What are the next steps?
- The social worker and others will be required to assist you
in obtaining the services listed in your case plan. It is important
that you get started on your case plan as soon as possible. Following
the case plan within the required timelines is the key to reunification
with your child.
- The court will review your case at least every six months. At
the first review hearing, the court will consider whether court
dependency for your child is still required and, if your child
has been removed from your home, whether your child may be returned
- If your child was under three years old when he or she was
first removed from your care and you have not participated regularly
in court-ordered treatment, or if you have not contacted or visited
your child during the six months, the court can end services.
If a brother or sister of the child under three was also removed,
services may end for that child also.
- If your child was over three years old and the child is not
returned to you after six months, the court can order services
for six more months.
- Services to reunify your child with you will end after 12 months
unless the court decides there is a substantial probability that
your child can be returned to you by the end of 18 months from
the time the police officer or social worker took your child away.
- If services are ended, the court will set a hearing to make
a permanent plan for the child.
In order for the court to consider
returning your child to you, you must follow the orders of the court
without delay. If the court orders a hearing for a permanent plan,
your child will not be returned to you and there will be NO more
assistance by the social worker or the court to help you reunify
with your child.
How does the court make a permanent plan for my child?
- If the court decides that your child will not be returned to
you and another plan for the child is required, the court must
set a hearing within four months to decide what should happen
to your child.
- At that hearing, the court has only three choices, in the following
order of preference:
- To terminate your parental rights and order the child placed
for adoption ("terminating your parental rights"
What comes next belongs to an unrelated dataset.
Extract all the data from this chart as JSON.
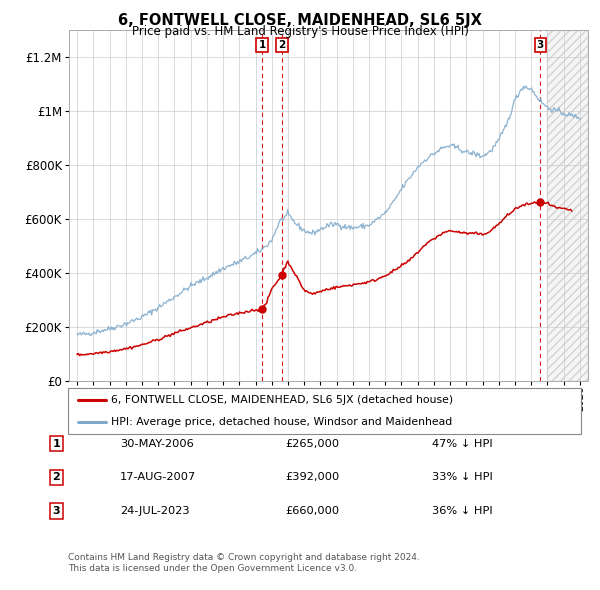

means that legally you are no longer the child's parent);
- To appoint a legal guardian for your child; or
- To place your child in long-term foster care.
- If a relative adopts your child, you, the adoptive parent(s),
and the child may agree to postadoption contact between you and
your child. Your lawyer can explain this "Kinship Adoption
Agreement" to you if adoption by a relative is the permanent
Some important things for you to remember
- The social worker cannot give you legal advice but can explain
- If you have additional questions about the process, please ask
your lawyer or the judge.
- You must tell the court and the social worker where your mail
should be sent so you will receive all the important documents
about your child. If you change your mailing address, you must
tell your social worker immediately.